2014-07-28 16:48 Xinhua Web Editor: Mo Hong'e

Industrial robots are assuming more and more prominence in China as the country's manufacturing industry is stymied by a severe worker shortage and soaring labor costs.

China bought one fifth of the world's industrial robot output in 2013, overtaking Japan as the biggest buyer of such technology, according to statistics released by the China Robot Industry Alliance (CRIA) recently.

Some 36,860 industrial robots were sold in the Chinese market last year, up 36 percent on an annual basis, according to the CRIA.

The passion for robots comes as Chinese businesses face pressure from a lack of manpower. A survey earlier this year showed a shortfall of 123,300 workers in the industrial southern Chinese heartland of Guangzhou, Guangdong Province. A similar warning was issued by the Fujian provincial government. According to the province's human resources and social security bureau, it faced a shortfall of 80,000 laborers after the Spring Festival holiday, a time of high turnover among China's army of migrant laborers.

Governments at various levels in China have announced new strategies to support the production and application of robots, hoping the technology can make businesses more profitable and steer local economic development.

Last week, the government of central China's Hubei Province issued a circular stipulating robotics should be developed to become a main business in the province by the end of 2020, when it is hoped it will have generated about 10 billion yuan ($1.6 billion) in revenue.

Under the wing of governmental support, the fledgling market is gaining momentum in a variety of localities.

For instance, Wuhan East Lake High-tech Development Zone of Hubei, is already home to 40 companies engaging in robotic technology, and they are trying to attract companions to build an incubator for industrial robots. If successful, it will become the first place in China where industrial robots are designed, programmed and built on a large scale.

Meanwhile, Shanghai, Chongqing, Anhui and Guangdong have all listed developing the robotics industry as priorities on their agendas, while more than 30 cities have established production bases for robots.


As Chinese enterprises feel the pinch of the lack of affordable labor, the emergence of robots seems to offer an efficient way to ease the pain.

In the injection moulding factory of Gree Electric Appliances Inc. of Zhuhai in Guangdong, raw plastic is turned into components for air conditioners in an automated process. Robotic arms then place the finished parts on a conveyer belt, while robots also transport goods in the bustling factory.

Almost everything is done by robots, with only packaging left to be handled by human workers, slashing the number needed by the largest maker of home air conditioners in China while making the factory more efficient.

"Since we started to employ robots, the number of workers we hire is down by over 100 from more than 300, but our work efficiency has surged by 20 percent," said Cheng Hailiang, head of the factory.

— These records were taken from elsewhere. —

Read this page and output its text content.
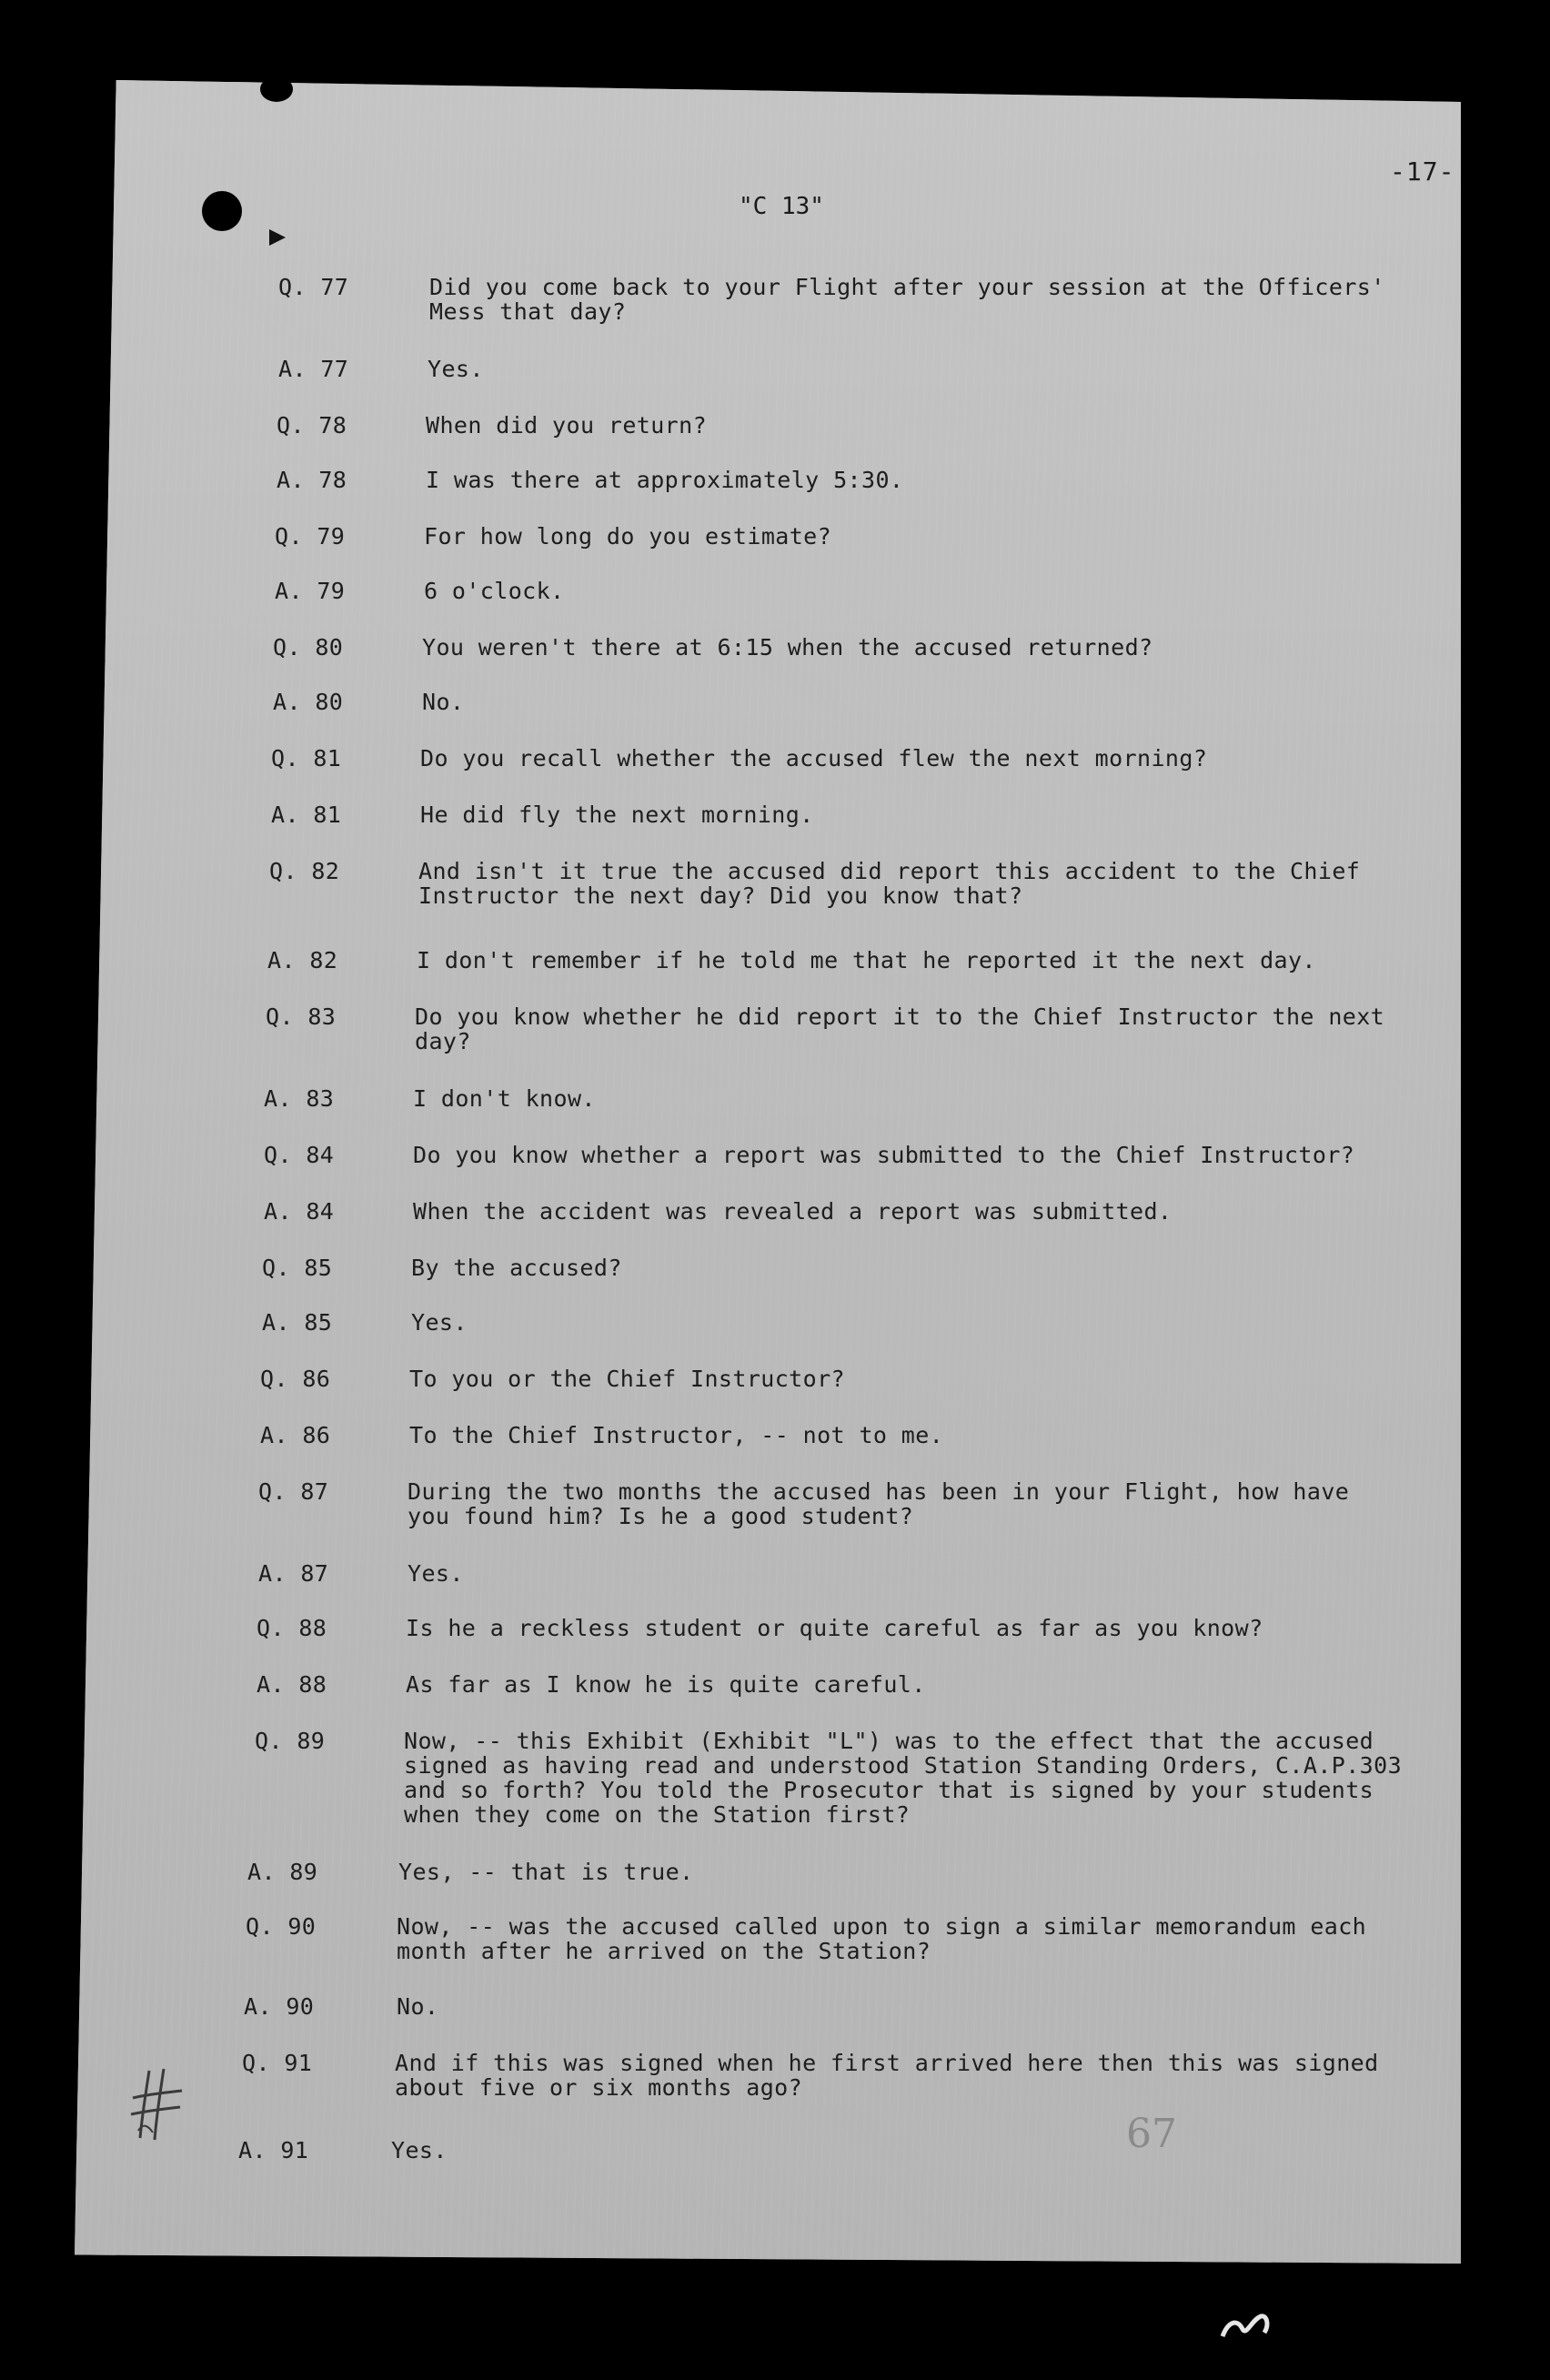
-17-
"C 13"
Q. 77	Did you come back to your Flight after your session at the Officers'
Mess that day?
A. 77	Yes.
Q. 78	When did you return?
A. 78	I was there at approximately 5:30.
Q. 79	For how long do you estimate?
A. 79	6 o'clock.
Q. 80	You weren't there at 6:15 when the accused returned?
A. 80	No.
Q. 81	Do you recall whether the accused flew the next morning?
A. 81	He did fly the next morning.
Q. 82	And isn't it true the accused did report this accident to the Chief
Instructor the next day? Did you know that?
A. 82	I don't remember if he told me that he reported it the next day.
Q. 83	Do you know whether he did report it to the Chief Instructor the next
day?
A. 83	I don't know.
Q. 84	Do you know whether a report was submitted to the Chief Instructor?
A. 84	When the accident was revealed a report was submitted.
Q. 85	By the accused?
A. 85	Yes.
Q. 86	To you or the Chief Instructor?
A. 86	To the Chief Instructor, -- not to me.
Q. 87	During the two months the accused has been in your Flight, how have
you found him? Is he a good student?
A. 87	Yes.
Q. 88	Is he a reckless student or quite careful as far as you know?
A. 88	As far as I know he is quite careful.
Q. 89	Now, -- this Exhibit (Exhibit "L") was to the effect that the accused
signed as having read and understood Station Standing Orders, C.A.P.303
and so forth? You told the Prosecutor that is signed by your students
when they come on the Station first?
A. 89	Yes, -- that is true.
Q. 90	Now, -- was the accused called upon to sign a similar memorandum each
month after he arrived on the Station?
A. 90	No.
Q. 91	And if this was signed when he first arrived here then this was signed
about five or six months ago?
A. 91	Yes.	67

The same craze for robots can be found in Guangdong's Dongguan City, dubbed the "Factory of the World." According to a government survey, 66 percent of the city's companies have purchased robots in the past five years.

Of those surveyed, 92 percent have plans to increase such investments or to begin using robots in production.


While robots may have improved efficiency in manufacturing, they have also triggered concerns of declining employment opportunities.

Government statistics in Dongguan show that half of the companies employing industrial robots in the city have laid off workers, causing speculation that the industry is posing a threat to China's labor market. But that accusation is refuted by the companies themselves.

"The automation process may have seen some workers laid off, but it has also created a huge number of job vacancies for laborers skilled at controlling the robots," according to Dong Mingzhu, chairman of Gree.

The firm has hired more than 1,000 new recruits this year, and is training them to work in an automated factory. It has also re-trained 372 laborers already working there.

Ding Li, a research fellow with the Guangdong Academy of Social Sciences, believes it is essential for workers to gain new skills if they are to keep pace with what he calls "an intelligence revolution."

"The government should play an important role in training the laid-off workers to help them find jobs, while education departments should beef up human resources programs for the industry," Ding said.

Meanwhile, Wu Xinyu, a research fellow with the Chinese Academy of Sciences, sees robots' dirty work as actually benefiting the human workforce as "the chances of workers facing dangerous environments are lowered."


Employment controversy is not the only hurdle in the way of growth of robotics. Industrial robots are expensive.

Of the 36,860 robots bought by Chinese enterprises last year, 9,597 came from domestic producers, while the remaining 73 percent were imported. Even robots classified as home-grown in fact rely on key imported component.

If China is to start producing more of its own robots (and lower costs in the process), it needs to get round a dearth of talent.

"We are in dire need of talented people that can provide solutions and help with system integration in factories," according to Liu Yihua, director-general of the Automation Society of Guangdong Province.

Just as the onus is on authorities to train staff to operate robots, Liu stresses that it is the responsibility of the government, colleges and companies to work together to cultivate personnel to design and produce the technology.

"China trails other countries in application of industrial robots in terms of the usage density, so there is huge market potential to be tapped," said Wu Xinyu.